In seeking to apply that principle Mr McKinnon has sought evidence from sales of sites adjoining old service stations, and has concluded a conservative estimate of a 30% reduction in the valuation for that purpose. Mr Paterson notes that conclusion was based upon the facts that the subject land was itself not contaminated, but it adjoins land that was at one time contaminated, and continues on the Contaminated Register. Mr Paterson further argues that such a conclusion makes appropriate allowance for any risk of contamination, any probability of contamination, and the extent to which that might influence a prudent purchaser.
However it remains a matter for conjecture whether there is any direct analogy between possible risks from contamination from materials extant on an old service station, and risks associated with damage to lung tissue from asbestos dust. While it is not a matter for conjecture by this Court, the weight of evidence suggests that the latter may have a higher public profile.
Finally, in examining the evidence about the possible risk of contamination on Picot Park, I note that Mr McKinnon has quite correctly sought to rely upon the formal documents supplied by Council. Indeed it would be remiss of him to do otherwise. There is clearly no doubt in the minds of the Council administration that suitable remediation has occurred, and Picot Park is now safe for public use.

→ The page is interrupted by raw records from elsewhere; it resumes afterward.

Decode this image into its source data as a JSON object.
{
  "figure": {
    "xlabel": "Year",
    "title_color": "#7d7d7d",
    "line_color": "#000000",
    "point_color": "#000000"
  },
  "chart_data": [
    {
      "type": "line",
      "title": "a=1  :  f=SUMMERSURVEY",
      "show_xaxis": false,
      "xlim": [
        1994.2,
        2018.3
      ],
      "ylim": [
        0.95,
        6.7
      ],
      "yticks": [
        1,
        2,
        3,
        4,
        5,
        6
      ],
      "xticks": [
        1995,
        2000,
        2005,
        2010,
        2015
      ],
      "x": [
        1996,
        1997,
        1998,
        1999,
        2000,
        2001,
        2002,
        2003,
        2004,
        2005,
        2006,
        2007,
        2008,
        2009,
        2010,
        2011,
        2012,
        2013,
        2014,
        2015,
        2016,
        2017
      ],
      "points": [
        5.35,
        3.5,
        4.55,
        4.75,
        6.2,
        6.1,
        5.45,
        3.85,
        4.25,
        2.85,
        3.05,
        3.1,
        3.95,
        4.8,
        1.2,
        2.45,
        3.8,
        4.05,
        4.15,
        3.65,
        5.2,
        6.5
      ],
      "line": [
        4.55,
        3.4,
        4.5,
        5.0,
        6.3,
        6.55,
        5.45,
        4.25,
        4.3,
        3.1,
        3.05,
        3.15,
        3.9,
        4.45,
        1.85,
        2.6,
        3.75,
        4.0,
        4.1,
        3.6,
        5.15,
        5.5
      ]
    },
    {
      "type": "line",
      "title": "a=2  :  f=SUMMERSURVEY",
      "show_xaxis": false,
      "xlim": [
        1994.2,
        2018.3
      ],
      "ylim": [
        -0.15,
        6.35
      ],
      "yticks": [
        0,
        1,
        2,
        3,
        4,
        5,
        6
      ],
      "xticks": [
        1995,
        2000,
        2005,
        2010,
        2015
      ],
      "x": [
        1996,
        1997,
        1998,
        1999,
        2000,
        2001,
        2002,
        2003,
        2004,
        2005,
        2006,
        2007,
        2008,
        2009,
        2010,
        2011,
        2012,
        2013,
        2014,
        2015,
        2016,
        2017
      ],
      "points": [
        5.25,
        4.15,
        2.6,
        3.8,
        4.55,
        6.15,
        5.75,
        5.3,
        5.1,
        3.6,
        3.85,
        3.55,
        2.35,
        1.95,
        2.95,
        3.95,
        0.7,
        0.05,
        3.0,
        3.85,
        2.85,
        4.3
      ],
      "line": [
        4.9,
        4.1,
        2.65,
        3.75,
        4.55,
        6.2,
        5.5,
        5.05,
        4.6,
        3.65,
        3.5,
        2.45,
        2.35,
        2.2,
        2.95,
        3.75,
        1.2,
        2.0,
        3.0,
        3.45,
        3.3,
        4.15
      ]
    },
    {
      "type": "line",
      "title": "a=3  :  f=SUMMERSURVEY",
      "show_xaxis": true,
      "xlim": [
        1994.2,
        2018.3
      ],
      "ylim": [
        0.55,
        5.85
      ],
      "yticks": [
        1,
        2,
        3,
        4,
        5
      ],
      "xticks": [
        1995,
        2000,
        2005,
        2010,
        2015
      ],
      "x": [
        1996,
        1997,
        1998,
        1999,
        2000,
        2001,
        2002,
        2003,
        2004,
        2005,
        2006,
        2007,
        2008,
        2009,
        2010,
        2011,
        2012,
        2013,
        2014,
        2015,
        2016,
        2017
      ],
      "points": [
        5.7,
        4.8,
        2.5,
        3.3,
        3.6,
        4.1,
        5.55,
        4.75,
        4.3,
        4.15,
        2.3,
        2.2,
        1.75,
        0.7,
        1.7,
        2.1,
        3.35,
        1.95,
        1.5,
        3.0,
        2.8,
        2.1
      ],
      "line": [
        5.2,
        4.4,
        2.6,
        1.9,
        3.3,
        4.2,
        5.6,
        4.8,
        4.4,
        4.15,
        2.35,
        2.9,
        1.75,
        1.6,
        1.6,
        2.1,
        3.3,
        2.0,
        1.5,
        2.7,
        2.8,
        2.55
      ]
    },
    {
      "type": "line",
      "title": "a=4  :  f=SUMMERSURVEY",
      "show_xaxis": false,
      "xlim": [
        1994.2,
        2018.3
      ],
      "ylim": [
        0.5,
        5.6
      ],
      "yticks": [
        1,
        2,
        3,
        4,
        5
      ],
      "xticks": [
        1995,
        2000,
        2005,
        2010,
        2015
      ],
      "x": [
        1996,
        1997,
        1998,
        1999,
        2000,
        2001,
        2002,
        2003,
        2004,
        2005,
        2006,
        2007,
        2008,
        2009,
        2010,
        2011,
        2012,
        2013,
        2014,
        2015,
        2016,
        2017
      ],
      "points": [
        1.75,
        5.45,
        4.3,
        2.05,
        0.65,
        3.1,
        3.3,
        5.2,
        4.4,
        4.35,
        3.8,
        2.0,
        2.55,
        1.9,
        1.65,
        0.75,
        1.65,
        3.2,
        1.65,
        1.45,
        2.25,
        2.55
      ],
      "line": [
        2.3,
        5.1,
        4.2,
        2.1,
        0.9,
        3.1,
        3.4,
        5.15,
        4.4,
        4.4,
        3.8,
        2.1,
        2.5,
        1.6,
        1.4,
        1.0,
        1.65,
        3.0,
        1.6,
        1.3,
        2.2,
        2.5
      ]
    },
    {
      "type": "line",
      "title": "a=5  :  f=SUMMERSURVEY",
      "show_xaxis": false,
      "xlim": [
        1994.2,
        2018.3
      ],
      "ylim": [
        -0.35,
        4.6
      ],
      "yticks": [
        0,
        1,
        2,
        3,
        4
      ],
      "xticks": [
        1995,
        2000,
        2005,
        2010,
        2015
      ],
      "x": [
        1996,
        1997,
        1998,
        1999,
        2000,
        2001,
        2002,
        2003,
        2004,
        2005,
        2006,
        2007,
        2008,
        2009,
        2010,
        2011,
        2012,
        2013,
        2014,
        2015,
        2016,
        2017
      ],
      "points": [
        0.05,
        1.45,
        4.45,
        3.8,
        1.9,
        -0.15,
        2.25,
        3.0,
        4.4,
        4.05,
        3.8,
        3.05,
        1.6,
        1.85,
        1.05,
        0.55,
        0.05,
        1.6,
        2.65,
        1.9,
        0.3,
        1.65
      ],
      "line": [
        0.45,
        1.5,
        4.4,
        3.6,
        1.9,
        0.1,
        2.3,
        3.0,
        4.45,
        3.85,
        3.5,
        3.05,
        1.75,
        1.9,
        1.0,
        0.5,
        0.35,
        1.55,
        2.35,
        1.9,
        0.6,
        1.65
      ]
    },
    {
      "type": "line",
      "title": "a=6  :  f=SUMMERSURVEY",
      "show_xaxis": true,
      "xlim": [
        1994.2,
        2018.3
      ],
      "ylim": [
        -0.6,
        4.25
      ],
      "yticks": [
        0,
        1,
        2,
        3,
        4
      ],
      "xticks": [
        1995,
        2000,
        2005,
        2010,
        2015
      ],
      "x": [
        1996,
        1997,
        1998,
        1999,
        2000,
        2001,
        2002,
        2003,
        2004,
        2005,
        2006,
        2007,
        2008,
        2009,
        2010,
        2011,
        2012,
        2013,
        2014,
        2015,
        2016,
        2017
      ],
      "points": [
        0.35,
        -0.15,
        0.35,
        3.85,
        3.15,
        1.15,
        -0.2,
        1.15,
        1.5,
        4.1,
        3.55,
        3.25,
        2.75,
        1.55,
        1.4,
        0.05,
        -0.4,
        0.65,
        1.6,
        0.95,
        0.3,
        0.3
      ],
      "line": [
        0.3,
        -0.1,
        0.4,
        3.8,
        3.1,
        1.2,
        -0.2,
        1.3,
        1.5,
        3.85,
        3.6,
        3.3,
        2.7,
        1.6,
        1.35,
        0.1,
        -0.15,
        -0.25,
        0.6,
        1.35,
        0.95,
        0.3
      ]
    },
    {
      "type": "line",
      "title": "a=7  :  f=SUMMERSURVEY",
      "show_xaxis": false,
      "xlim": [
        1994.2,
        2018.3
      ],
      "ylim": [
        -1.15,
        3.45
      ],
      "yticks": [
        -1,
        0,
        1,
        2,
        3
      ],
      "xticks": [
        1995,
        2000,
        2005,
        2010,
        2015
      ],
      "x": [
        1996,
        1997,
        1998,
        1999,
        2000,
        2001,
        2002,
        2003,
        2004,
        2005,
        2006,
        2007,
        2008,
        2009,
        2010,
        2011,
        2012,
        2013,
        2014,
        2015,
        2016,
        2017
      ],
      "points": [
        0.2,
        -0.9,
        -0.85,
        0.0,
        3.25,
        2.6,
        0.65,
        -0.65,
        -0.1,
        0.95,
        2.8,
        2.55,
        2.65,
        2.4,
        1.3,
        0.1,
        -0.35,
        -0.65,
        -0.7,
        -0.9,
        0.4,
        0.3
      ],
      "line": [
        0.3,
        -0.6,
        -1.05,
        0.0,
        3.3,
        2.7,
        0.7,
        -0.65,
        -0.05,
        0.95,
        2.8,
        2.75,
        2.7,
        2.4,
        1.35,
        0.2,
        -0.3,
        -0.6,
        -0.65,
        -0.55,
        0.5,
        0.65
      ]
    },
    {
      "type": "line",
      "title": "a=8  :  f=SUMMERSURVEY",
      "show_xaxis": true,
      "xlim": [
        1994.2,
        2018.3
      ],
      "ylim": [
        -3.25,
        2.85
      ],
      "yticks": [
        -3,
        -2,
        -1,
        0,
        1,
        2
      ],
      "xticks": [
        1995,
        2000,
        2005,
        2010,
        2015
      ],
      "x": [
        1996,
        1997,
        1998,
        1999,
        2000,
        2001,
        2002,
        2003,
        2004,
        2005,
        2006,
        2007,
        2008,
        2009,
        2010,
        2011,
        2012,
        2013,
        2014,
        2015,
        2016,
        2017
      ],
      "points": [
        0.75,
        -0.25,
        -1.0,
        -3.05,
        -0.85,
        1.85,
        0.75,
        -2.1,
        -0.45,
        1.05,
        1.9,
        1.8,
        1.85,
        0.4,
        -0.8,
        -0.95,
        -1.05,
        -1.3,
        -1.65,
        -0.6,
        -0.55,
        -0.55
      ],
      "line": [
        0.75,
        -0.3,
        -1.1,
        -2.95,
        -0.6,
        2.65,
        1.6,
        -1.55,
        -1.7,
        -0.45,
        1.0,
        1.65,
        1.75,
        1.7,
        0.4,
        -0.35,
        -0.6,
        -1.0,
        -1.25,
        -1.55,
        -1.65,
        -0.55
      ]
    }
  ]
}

However the evidence of Mr Baxter, and his credibility as a well-informed local resident of that area was not shaken by cross-examination. Even in the light of the statement from the Council, he continues to argue that the Council has not been fully informed of all of the facts of Picot Park, and that there is less fill on the top areas than was understood to have occurred.
In the end, in the absence of any definitive bore samples of test holes on the top area of Picot Park, the weight to be applied to any uncertainty arising from the evidence, falls to the exercise of discretion by this Court. In such matters I am reminded of the decision of the High Court of Australia in Commissioner of Succession Duties (SA) v. Executor Trustee and Agency Company of South Australia Limited and Others (1946-47) 74 CLR 358, where Dixon J said at page 373:
“I have had the advantage of reading the judgment prepared by Williams J and agree in it. I should like, however, to add for myself that there is some difference of purpose in valuing property for revenue cases and in compensation cases. In the second the purpose is to ensure that the person to be compensated is given a full money equivalent of his loss, while in the first it is to ascertain what money value is plainly contained in the asset so as to afford a proper measure of liability to tax. While this difference cannot change the test of value, it is not without effect upon a court’s attitude in the application of the test. In the case of compensation doubts are resolved in favour of a more liberal estimate, in a revenue case, of a more conservative estimate.”
In the light of that direction I will allow a reduction of 50% for the possible risk in the mind of a prudent purchaser in acquiring the land. That would not be inconsistent with Mr McKinnon’s comment that, subject to confirmation of Mr Baxter’s claims about the depth of filling, then he could consider a 50% reduction.
Summary:
The sales of Mr McKinnon support an unimproved value less than $94,000. Had there been no impact upon the subject of possible contamination on Picot Park, then Mr McKinnon suggests he would have valued the subject land at $100,000. However, that would appear to involve a conservative estimate for the impact of heavy truck movements in Rees Street, and perhaps a conservative estimate of the impact of odours at the subject. I therefore believe that a 50% reduction from the $100,000, or $50,000, would represent a fair compromise of the unimproved value of the subject land.
Conclusion:
Having considered the whole of the evidence I am persuaded that the appellant has partly proved her case. The valuation of the Chief Executive is set aside, and the unimproved value of Lot 46 on RP 76784 is determined at Fifty thousand dollars ($50,000).